Today is the 100th anniversary of the International Women’s Day (IWD), a day set aside to celebrate the economic, political and social achievements of women and their contributions towards making the world a better place. It is also a day to highlight the challenges that women still face. My focus today is on African women, their achievements and contributions in the past 100 years and the challenges they still face.
The first IWD was celebrated in Austria, Denmark, Germany and Switzerland in March 1911, when most African countries were still colonized and no one publicly celebrated African women or their achievements. African women have experienced a lot of forward movement since then, even though they are yet to fully achieve their economic, political and social goals.
Economically, more women now have access to funds to help them launch small and large businesses than they did 100 years ago, largely as a result of Microfinance opportunities. A greater number of African women have become entrepreneurs, continuing in their role as the backbone of society. Nevertheless, women still have less access to financial resources than men do and, all over the world, career women are still paid less than their male counterparts for the same positions.
There have been some gains in the political arena as well. Ellen Johnson Sirleaf became Africa’s first elected female president when she was declared the winner of the 2006 presidential race in Liberia. In Rwanda, women make up more than half of the Members of Parliament, a feat that has not been accomplished by any other country in the world. Generally, most African countries have now made it possible for women to run for political office, even though there are still far too few women in government. Some countries have even created cabinet ministries that are focus on women’s and children’s issues. Still, the political playing field is often far from level for women, and large swaths of the electorate in different countries still hold to the opinion that men make better political leaders.
When it comes to social achievements, African women have made a few gains. Kenya’s Wangari Maathai, for example, won the Nobel Peace Price in 2004 for her efforts in “sustainable development, democracy and peace.” Maathai has given most of her adult life to bettering women’s social conditions in Kenya, mainly by focusing on reversing environmental degradation. While more African women now have access to education than they did 100 years ago, less than 50% of high school and university graduates are women, hence the 2011 IWD theme of “equal access to education, training and technology: pathway to decent work for women.”
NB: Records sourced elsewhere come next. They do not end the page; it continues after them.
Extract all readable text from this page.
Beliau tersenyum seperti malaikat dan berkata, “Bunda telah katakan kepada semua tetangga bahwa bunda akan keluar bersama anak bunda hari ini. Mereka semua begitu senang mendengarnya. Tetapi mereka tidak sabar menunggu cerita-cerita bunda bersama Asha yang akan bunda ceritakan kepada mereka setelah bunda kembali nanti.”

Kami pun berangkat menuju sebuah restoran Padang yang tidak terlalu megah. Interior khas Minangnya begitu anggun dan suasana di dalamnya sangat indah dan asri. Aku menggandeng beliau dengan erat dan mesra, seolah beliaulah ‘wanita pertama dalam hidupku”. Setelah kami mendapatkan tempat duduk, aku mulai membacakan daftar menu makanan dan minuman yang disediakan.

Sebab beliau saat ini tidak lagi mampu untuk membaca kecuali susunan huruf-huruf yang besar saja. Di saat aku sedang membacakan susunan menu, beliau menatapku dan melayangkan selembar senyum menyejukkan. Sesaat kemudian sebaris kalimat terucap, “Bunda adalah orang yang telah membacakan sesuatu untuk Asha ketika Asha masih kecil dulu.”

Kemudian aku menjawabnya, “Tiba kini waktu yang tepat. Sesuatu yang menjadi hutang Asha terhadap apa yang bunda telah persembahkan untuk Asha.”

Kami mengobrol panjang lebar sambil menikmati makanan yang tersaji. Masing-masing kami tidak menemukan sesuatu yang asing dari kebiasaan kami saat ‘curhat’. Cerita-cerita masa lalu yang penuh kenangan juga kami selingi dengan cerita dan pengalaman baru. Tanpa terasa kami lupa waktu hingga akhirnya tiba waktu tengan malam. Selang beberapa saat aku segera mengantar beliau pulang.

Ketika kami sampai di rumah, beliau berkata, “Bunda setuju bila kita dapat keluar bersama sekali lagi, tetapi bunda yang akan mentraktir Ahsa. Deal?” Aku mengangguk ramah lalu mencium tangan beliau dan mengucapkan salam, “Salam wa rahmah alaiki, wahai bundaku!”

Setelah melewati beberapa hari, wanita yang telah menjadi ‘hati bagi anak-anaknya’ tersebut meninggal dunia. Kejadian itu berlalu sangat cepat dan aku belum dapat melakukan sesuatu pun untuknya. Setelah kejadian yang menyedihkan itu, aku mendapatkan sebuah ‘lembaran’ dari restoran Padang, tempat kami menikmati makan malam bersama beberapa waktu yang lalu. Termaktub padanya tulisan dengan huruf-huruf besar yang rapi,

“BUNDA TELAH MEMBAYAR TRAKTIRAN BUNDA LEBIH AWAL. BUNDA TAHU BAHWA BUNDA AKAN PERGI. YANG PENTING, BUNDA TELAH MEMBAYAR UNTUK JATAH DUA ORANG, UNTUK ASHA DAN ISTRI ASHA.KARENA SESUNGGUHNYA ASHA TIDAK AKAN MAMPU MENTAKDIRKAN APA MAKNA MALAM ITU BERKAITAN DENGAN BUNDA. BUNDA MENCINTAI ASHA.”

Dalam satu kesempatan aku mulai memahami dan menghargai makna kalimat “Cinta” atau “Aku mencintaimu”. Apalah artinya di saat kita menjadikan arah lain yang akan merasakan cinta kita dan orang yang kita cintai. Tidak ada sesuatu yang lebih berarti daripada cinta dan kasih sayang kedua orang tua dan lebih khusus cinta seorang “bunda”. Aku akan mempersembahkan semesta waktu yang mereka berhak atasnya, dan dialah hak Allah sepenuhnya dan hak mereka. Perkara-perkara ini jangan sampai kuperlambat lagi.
I think African women face the most challenges from social issues because these have more dire effects on women than men. It is widely reported that HIV/AIDS adversely affects disproportionately more women than men in sub-Saharan Africa. In addition, African women bear the brunt of other social problems like gender discrimination, disease, sexual harassment at their places of employment, lack of access to clean water and poverty, among others.
As we celebrate 100 years of forward movement for African women today, let us remain somberly aware of the major strides that need to be taken in order to overcome the challenges that women still face on the continent.